Transaction Isolation
Transaction isolation provides an application with the appearance that the system
processes one transaction at a time, even though there are concurrent connections to the
database. Applications can use the Isolation general connection attribute
to set the isolation level for a connection.
Concurrent connections can use different isolation levels.
Isolation level and concurrency are inversely related. A lower isolation level enables greater concurrency, but with greater risk of data inconsistencies. A higher isolation level provides a higher degree of data consistency, but at the expense of concurrency.
TimesTen supports two isolation levels:
Read Committed Isolation
Read committed isolation provides increased concurrency because readers do not block writers and writers do not block readers.
When an application uses read committed isolation, readers use a separate copy of the data from writers, so read locks are not needed. Read committed isolation is non-blocking for queries. Under read committed isolation, writers block only other writers and readers using serializable isolation; writers do not block readers using read committed isolation. Read committed isolation is the default isolation level.

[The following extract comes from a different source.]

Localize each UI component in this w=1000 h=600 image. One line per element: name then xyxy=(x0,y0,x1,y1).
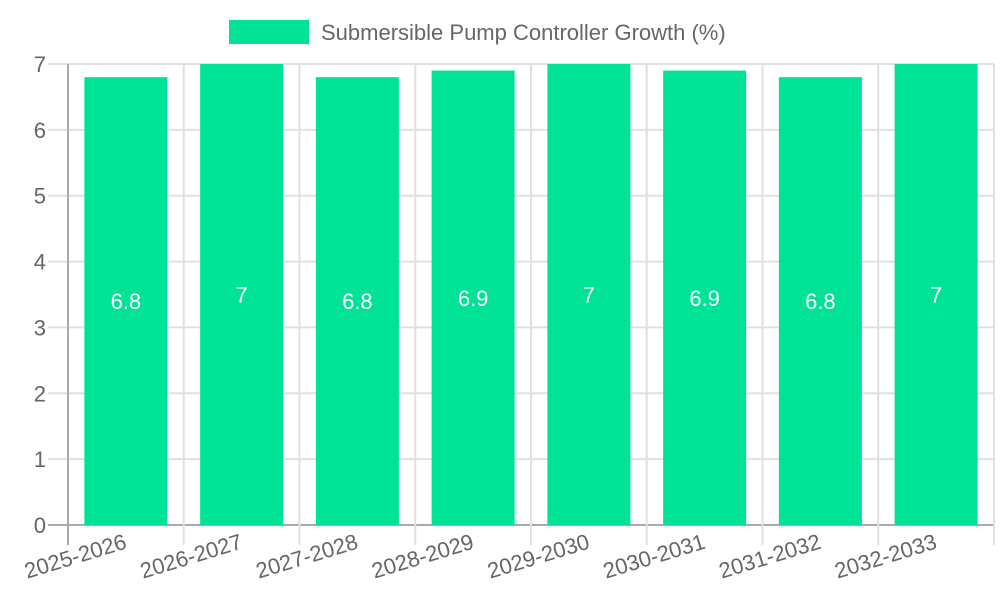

TimesTen uses versioning to implement read committed isolation. TimesTen update operations create new copies of the rows they update to allow nonserializable read operations of those rows to proceed without waiting.
Figure 4-1 shows that some applications read a committed copy of the data while another application writes and reads on an uncommitted copy.
This isolation level is useful for applications that have long-running scans that may conflict with other operations needing access to a scanned row. However, the disadvantage when using this isolation level is that non-repeatable read operations are possible within a transaction or even a single statement (for example, the inner loop of a nested join).
When using this isolation level, DDL statements that operate on a table can block readers and writers of that table. For example, an application cannot read a row from a table if another application has an uncommitted DROP TABLE, CREATE INDEX, or ALTER TABLE operation on that table. In addition, blocking checkpoints block both readers and writers.
Read committed isolation does acquire read locks as needed during materialized view maintenance to ensure that views are consistent with their detail tables. These locks are not held until the end of the transaction but are instead released when materialized view maintenance has been completed.
Serializable Isolation
When an application uses serializable isolation, locks are acquired within a transaction and are held until the transaction commits or rolls back for both read and write operations.
As a result, a row that has been read by one transaction cannot be updated or deleted by any other transaction until the first transaction completes. Similarly, a row that has been inserted, updated, or deleted by a transaction cannot be accessed in any way by any other transaction until the first transaction completes.
This level of isolation provides for repeatable read operations and increased isolation within a transaction at the expense of decreased concurrency. Transactions use serializable isolation when database-level locking is chosen.
Figure 4-2 shows that locks are held until the transaction is committed.
Serializable isolation level is useful for transactions that require the strongest level of isolation. Concurrent applications that must modify the data that is read by another transaction may encounter lock timeouts because read locks are held until the transaction commits.